# Preprocess text data


In [62]:
# import sent2vec
from nltk import word_tokenize
from nltk.corpus import stopwords
from string import punctuation
from scipy.spatial import distance
import pickle
from tqdm import tqdm
import numpy as np
import pandas as pd
# import torch
# from gensim.models.doc2vec import Doc2Vec, TaggedDocument
import re

In [63]:
stop_words = set(stopwords.words('english'))
punctuation_less = '"#$%&\'()*+,-/:;<=>@[\\]^_`{|}~'

def preprocess_sentence(text):
    text = text.replace('/', ' / ')
    text = text.replace('.-', ' .- ')
    text = text.replace('.', ' . ')
    text = text.replace('\'', ' \' ')
    text = text.lower()

    tokens = [token for token in word_tokenize(text) if token not in punctuation and token not in stop_words]

    return ' '.join(tokens)

def preprocess_sentence_leave_dot(text):
    text = text.replace('/', ' / ')
    text = text.replace('.-', ' .- ')
    text = text.replace('.', ' . ')
    text = text.replace('\'', ' \' ')
    text = text.lower()

    tokens = [token for token in word_tokenize(text) if token not in punctuation_less and token not in stop_words]

    return ' '.join(tokens)

In [71]:
# source: https://github.com/kexinhuang12345/clinicalBERT/blob/master/preprocess.py
# Huang, Kexin, Jaan Altosaar, and Rajesh Ranganath. “ClinicalBERT: Modeling Clinical Notes and Predicting Hospital Readmission,” April 10, 2019. https://arxiv.org/abs/1904.05342.

def preprocess1(x):
    y=re.sub('\\[(.*?)\\]','',x) #remove de-identified brackets
    y=re.sub('[0-9]+\.','',y) #remove 1.2. since the segmenter segments based on this
    y=re.sub('dr\.','doctor',y)
    y=re.sub('m\.d\.','md',y)
    y=re.sub('admission date:','',y)
    y=re.sub('discharge date:','',y)
    y=re.sub('--|__|==','',y)
    return y

def preprocessing(df, column='notes'): 
    df[column]=df[column].fillna(' ')
    df[column]=df[column].str.replace('\n',' ')
    df[column]=df[column].str.replace('\r',' ')
    df[column]=df[column].apply(str.strip)
    df[column]=df[column].str.lower()

    df[column]=df[column].apply(lambda x: preprocess1(x))
    #df[column]=df[column].apply(lambda x: preprocess_sentence(x))
    return df

# 0. Pre-processing of all datasets

In [86]:
# data_path = '/Users/jplasser/Documents/AI Master/WS2021/MastersThesis/code.nosync/CNEP/src/data/mimic3/'
data_path = '../data/mimic3/'

datasets = ['train','val','test']

for dataset in datasets:
    train_data = pickle.load(open(f'{data_path}new_{dataset}_data_unique_CNEP.pickle', 'rb'))
    
    df = pd.DataFrame({'notes': train_data['notes'],
                       'eventsnotes': train_data['eventsnotes']})
    # preprocess train_data['notes']
    df = preprocessing(df, 'notes')

    # preprocess train_data['eventsnotes']
    df = preprocessing(df, 'eventsnotes')
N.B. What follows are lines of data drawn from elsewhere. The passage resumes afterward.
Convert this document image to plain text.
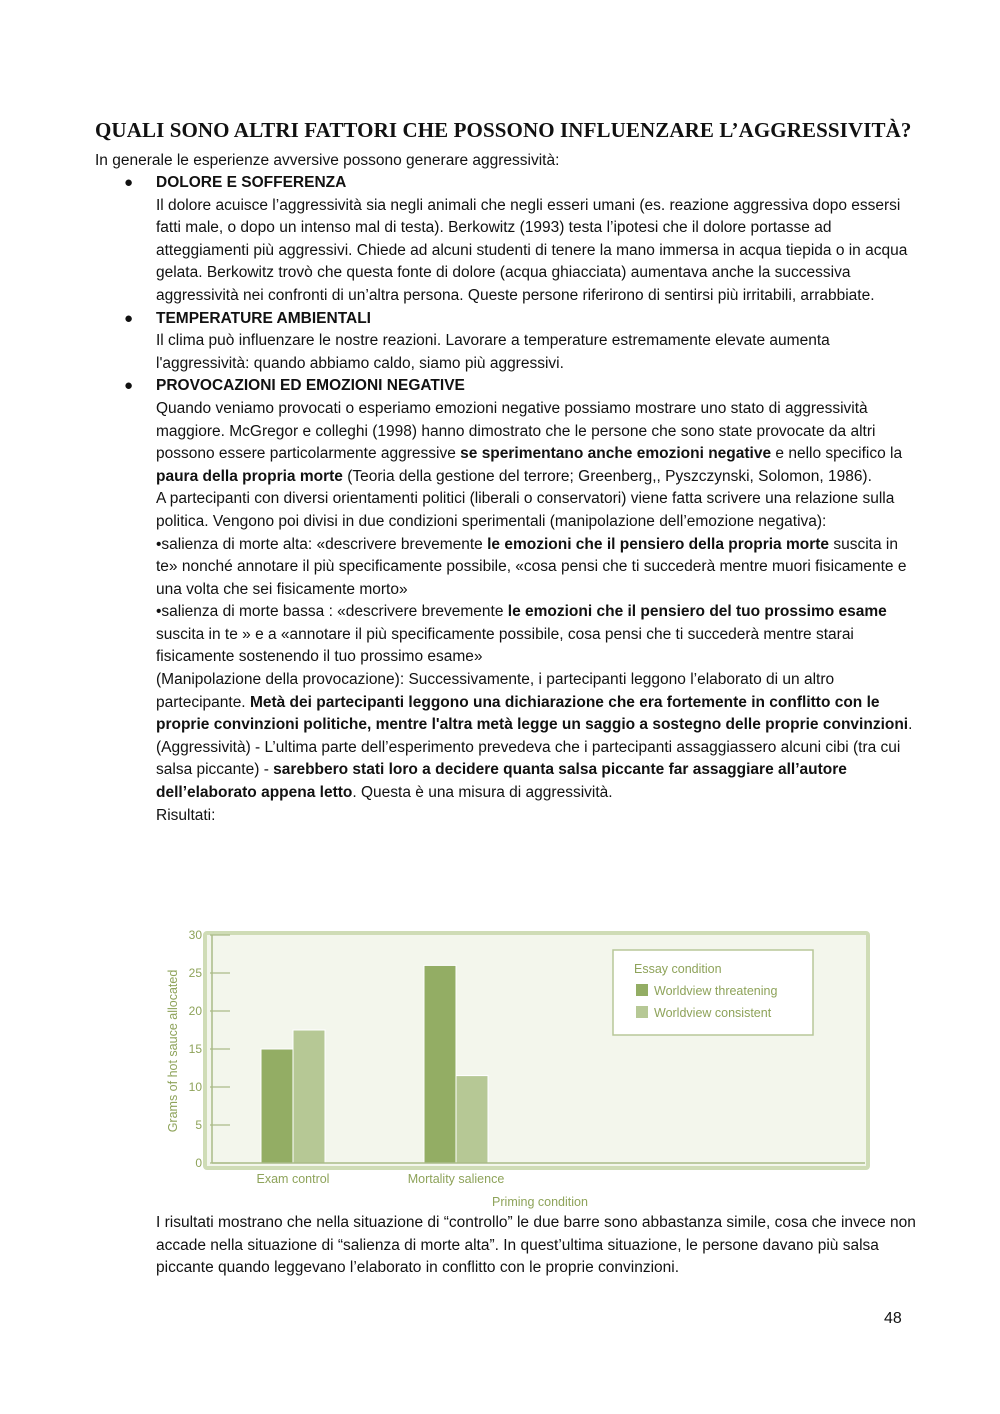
QUALI SONO ALTRI FATTORI CHE POSSONO INFLUENZARE L’AGGRESSIVITÀ?
In generale le esperienze avversive possono generare aggressività:
● DOLORE E SOFFERENZA

Il dolore acuisce l’aggressività sia negli animali che negli esseri umani (es. reazione aggressiva dopo essersi fatti male, o dopo un intenso mal di testa). Berkowitz (1993) testa l’ipotesi che il dolore portasse ad atteggiamenti più aggressivi. Chiede ad alcuni studenti di tenere la mano immersa in acqua tiepida o in acqua gelata. Berkowitz trovò che questa fonte di dolore (acqua ghiacciata) aumentava anche la successiva aggressività nei confronti di un’altra persona. Queste persone riferirono di sentirsi più irritabili, arrabbiate.

● TEMPERATURE AMBIENTALI

Il clima può influenzare le nostre reazioni. Lavorare a temperature estremamente elevate aumenta l'aggressività: quando abbiamo caldo, siamo più aggressivi.

● PROVOCAZIONI ED EMOZIONI NEGATIVE

Quando veniamo provocati o esperiamo emozioni negative possiamo mostrare uno stato di aggressività maggiore. McGregor e colleghi (1998) hanno dimostrato che le persone che sono state provocate da altri possono essere particolarmente aggressive se sperimentano anche emozioni negative e nello specifico la paura della propria morte (Teoria della gestione del terrore; Greenberg,, Pyszczynski, Solomon, 1986).

A partecipanti con diversi orientamenti politici (liberali o conservatori) viene fatta scrivere una relazione sulla politica. Vengono poi divisi in due condizioni sperimentali (manipolazione dell’emozione negativa):

•salienza di morte alta: «descrivere brevemente le emozioni che il pensiero della propria morte suscita in te» nonché annotare il più specificamente possibile, «cosa pensi che ti succederà mentre muori fisicamente e una volta che sei fisicamente morto»

•salienza di morte bassa : «descrivere brevemente le emozioni che il pensiero del tuo prossimo esame suscita in te » e a «annotare il più specificamente possibile, cosa pensi che ti succederà mentre starai fisicamente sostenendo il tuo prossimo esame»

(Manipolazione della provocazione): Successivamente, i partecipanti leggono l’elaborato di un altro partecipante. Metà dei partecipanti leggono una dichiarazione che era fortemente in conflitto con le proprie convinzioni politiche, mentre l'altra metà legge un saggio a sostegno delle proprie convinzioni.

(Aggressività) - L’ultima parte dell’esperimento prevedeva che i partecipanti assaggiassero alcuni cibi (tra cui salsa piccante) - sarebbero stati loro a decidere quanta salsa piccante far assaggiare all’autore dell’elaborato appena letto. Questa è una misura di aggressività.

Risultati:

0
5
10
15
20
25
30
Exam control	Mortality salience
Priming condition
Grams of hot sauce allocated
Essay condition
Worldview threatening
Worldview consistent
I risultati mostrano che nella situazione di “controllo” le due barre sono abbastanza simile, cosa che invece non accade nella situazione di “salienza di morte alta”. In quest’ultima situazione, le persone davano più salsa piccante quando leggevano l’elaborato in conflitto con le proprie convinzioni.
48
    print(f"Pre-processing of file {data_path}new_{dataset}_data_unique_CNEP.pickle finished!")
    
    train_data['notes'] = np.array(df['notes'])
    train_data['eventsnotes'] = np.array(df['eventsnotes'])
    
    pickle.dump(train_data, open(f'{data_path}new_{dataset}_data_unique_CNEP_prepro.pickle', 'wb'))
    print(f"File {data_path}new_{dataset}_data_unique_CNEP_prepro.pickle written!")
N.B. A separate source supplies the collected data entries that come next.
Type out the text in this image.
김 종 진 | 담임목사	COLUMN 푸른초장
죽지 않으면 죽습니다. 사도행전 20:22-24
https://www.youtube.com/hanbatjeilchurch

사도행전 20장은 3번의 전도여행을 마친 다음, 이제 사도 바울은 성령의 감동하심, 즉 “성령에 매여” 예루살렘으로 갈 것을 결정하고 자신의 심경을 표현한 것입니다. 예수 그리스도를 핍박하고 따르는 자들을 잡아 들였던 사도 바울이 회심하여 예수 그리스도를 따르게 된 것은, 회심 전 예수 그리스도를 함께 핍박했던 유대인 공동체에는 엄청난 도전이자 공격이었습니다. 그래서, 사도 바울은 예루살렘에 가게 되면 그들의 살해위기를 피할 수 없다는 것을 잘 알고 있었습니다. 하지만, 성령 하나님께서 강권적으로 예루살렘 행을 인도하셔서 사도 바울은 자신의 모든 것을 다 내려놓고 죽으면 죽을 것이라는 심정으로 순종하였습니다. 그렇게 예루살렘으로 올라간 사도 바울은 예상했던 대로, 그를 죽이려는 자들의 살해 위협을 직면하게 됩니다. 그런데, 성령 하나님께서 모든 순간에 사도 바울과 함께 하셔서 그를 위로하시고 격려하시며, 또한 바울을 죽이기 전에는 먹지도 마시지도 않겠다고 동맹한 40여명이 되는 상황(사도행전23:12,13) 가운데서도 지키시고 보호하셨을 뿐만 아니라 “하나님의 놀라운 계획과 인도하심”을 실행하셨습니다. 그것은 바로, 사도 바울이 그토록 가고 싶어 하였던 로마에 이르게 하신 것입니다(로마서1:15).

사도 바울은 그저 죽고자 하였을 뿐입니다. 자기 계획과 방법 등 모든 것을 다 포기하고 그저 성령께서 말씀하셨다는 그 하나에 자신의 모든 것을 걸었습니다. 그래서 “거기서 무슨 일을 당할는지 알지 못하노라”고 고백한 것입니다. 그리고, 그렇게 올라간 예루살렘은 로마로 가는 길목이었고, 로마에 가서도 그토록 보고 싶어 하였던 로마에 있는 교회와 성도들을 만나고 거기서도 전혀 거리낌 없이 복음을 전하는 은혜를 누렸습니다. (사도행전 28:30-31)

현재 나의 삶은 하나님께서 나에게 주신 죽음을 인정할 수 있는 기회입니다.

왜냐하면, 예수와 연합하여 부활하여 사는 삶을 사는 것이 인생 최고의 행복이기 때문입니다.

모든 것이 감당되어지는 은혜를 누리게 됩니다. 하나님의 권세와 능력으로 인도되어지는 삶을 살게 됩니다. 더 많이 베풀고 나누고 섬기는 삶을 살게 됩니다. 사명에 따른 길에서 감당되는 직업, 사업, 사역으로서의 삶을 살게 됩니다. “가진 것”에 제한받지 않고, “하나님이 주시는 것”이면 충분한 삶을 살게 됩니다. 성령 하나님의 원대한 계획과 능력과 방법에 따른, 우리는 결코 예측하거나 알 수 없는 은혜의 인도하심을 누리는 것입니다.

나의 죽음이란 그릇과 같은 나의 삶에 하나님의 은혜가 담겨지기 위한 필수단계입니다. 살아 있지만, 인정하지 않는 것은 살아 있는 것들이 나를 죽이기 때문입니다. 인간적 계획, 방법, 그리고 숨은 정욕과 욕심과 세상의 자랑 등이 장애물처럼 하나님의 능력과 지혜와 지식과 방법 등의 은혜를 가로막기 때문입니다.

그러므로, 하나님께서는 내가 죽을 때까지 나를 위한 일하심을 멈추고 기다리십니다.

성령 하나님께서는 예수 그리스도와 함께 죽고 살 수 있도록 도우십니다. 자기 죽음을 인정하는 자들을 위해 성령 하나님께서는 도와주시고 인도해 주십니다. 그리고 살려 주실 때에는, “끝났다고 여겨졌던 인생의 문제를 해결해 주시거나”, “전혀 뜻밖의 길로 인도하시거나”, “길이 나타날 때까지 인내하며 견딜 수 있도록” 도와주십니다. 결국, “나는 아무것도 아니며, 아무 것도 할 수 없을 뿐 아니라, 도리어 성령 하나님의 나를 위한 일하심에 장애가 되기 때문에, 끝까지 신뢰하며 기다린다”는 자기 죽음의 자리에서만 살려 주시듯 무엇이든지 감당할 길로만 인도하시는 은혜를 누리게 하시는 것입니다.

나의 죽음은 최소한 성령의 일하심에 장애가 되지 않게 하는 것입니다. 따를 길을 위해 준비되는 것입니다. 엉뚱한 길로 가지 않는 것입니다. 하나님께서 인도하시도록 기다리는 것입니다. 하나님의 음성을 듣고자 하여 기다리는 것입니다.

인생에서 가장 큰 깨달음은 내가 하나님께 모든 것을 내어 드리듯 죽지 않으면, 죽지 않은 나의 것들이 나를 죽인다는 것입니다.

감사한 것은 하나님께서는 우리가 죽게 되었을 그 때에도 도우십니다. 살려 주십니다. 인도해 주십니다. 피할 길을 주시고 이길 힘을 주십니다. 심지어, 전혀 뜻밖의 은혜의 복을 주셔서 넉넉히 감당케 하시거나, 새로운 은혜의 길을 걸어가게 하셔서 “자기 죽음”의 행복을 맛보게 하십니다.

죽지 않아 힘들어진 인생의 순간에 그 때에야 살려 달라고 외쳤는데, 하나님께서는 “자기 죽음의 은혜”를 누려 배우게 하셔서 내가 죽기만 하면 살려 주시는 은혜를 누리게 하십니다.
Pre-processing of file ../data/mimic3/new_train_data_unique_CNEP.pickle finished!
File ../data/mimic3/new_train_data_unique_CNEP_prepro.pickle written!
Pre-processing of file ../data/mimic3/new_val_data_unique_CNEP.pickle finished!
File ../data/mimic3/new_val_data_unique_CNEP_prepro.pickle written!
Pre-processing of file ../data/mimic3/new_test_data_unique_CNEP.pickle finished!
File ../data/mimic3/new_test_data_unique_CNEP_prepro.pickle written!